In the Supreme Court the law was upheld 8-0 with one recusal. That means that no one on the Court supported the ludicrous contention that one could take federal funds while excluding military recruiters from campus for following the law. Harvard, the wealthiest university in the country, sullenly complied rather than fall back on its own resources. Federal money was more important than gay rights. Harvard’s precious “first amendment rights” were only important if someone else paid for them. Ought this to be disqualifying to General Kagan’s campaign for the Supreme Court? The answer is yes. There are only two possible causes of her actions in the Solomon Amendment circumstance.

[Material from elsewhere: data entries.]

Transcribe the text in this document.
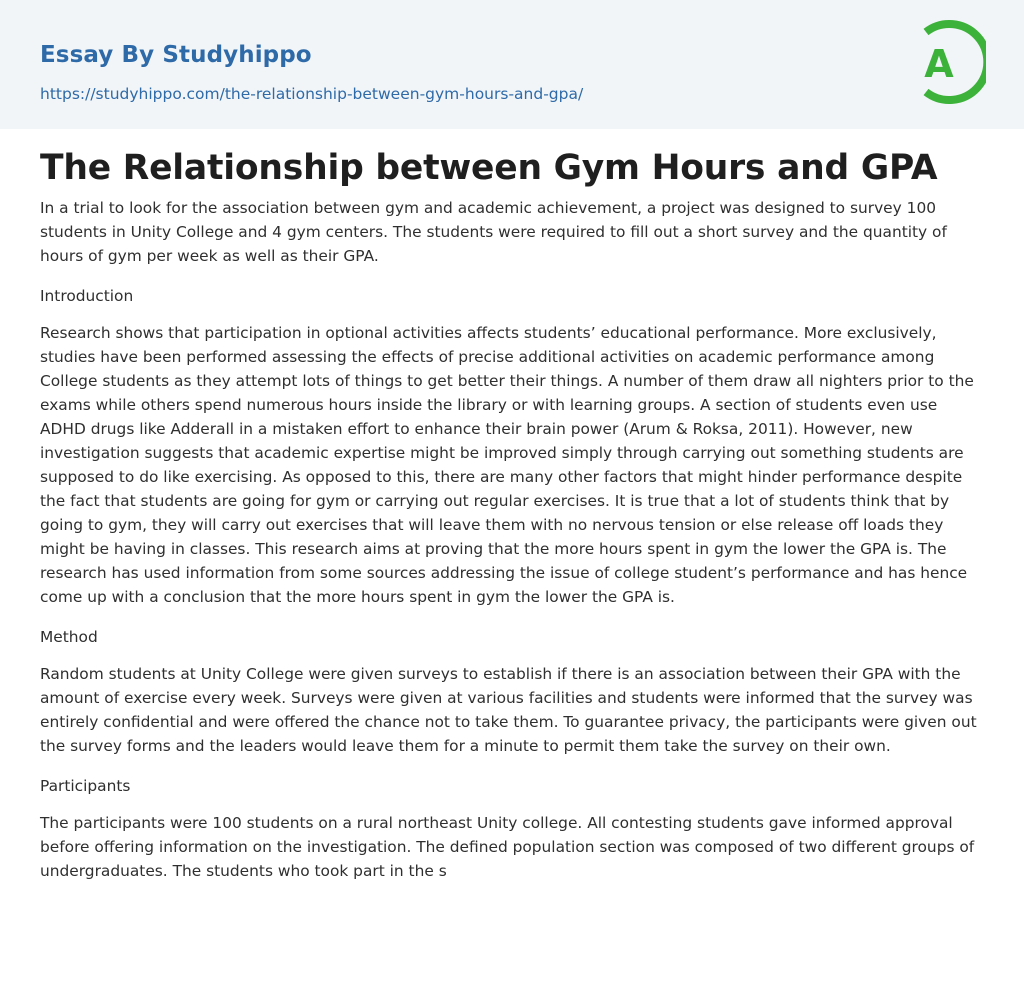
Essay By Studyhippo
https://studyhippo.com/the-relationship-between-gym-hours-and-gpa/
A
The Relationship between Gym Hours and GPA

In a trial to look for the association between gym and academic achievement, a project was designed to survey 100 students in Unity College and 4 gym centers. The students were required to fill out a short survey and the quantity of hours of gym per week as well as their GPA.

Introduction

Research shows that participation in optional activities affects students’ educational performance. More exclusively, studies have been performed assessing the effects of precise additional activities on academic performance among College students as they attempt lots of things to get better their things. A number of them draw all nighters prior to the exams while others spend numerous hours inside the library or with learning groups. A section of students even use ADHD drugs like Adderall in a mistaken effort to enhance their brain power (Arum & Roksa, 2011). However, new investigation suggests that academic expertise might be improved simply through carrying out something students are supposed to do like exercising. As opposed to this, there are many other factors that might hinder performance despite the fact that students are going for gym or carrying out regular exercises. It is true that a lot of students think that by going to gym, they will carry out exercises that will leave them with no nervous tension or else release off loads they might be having in classes. This research aims at proving that the more hours spent in gym the lower the GPA is. The research has used information from some sources addressing the issue of college student’s performance and has hence come up with a conclusion that the more hours spent in gym the lower the GPA is.

Method

Random students at Unity College were given surveys to establish if there is an association between their GPA with the amount of exercise every week. Surveys were given at various facilities and students were informed that the survey was entirely confidential and were offered the chance not to take them. To guarantee privacy, the participants were given out the survey forms and the leaders would leave them for a minute to permit them take the survey on their own.

Participants

The participants were 100 students on a rural northeast Unity college. All contesting students gave informed approval before offering information on the investigation. The defined population section was composed of two different groups of undergraduates. The students who took part in the s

Either she knew it was ludicrous but signed on through peer pressure, or she thought it was a good argument. Either view is a good reason to oppose her nomination. There are more reasons to do so but this alone ought to draw a rebuke from every Republican in the Senate.
The defense that lawyers take all kinds of cases is a joke here. She was a law school dean, not a lawyer in private practice asked to help a firm client. Her choice of causes in this instance is instructive. Justice Stevens voted to uphold a law criminalizing desecration of the American flag. Justice Stevens upheld the Solomon Amendment. Justice Stevens was respectful of the traditional deference on military matters the Court exercised until recently. On evidence here Justice Kagan will make the military another hot house of experimentation in the Left’s theory of sexual politics. This is reason enough for any Republican to vote against the nomination.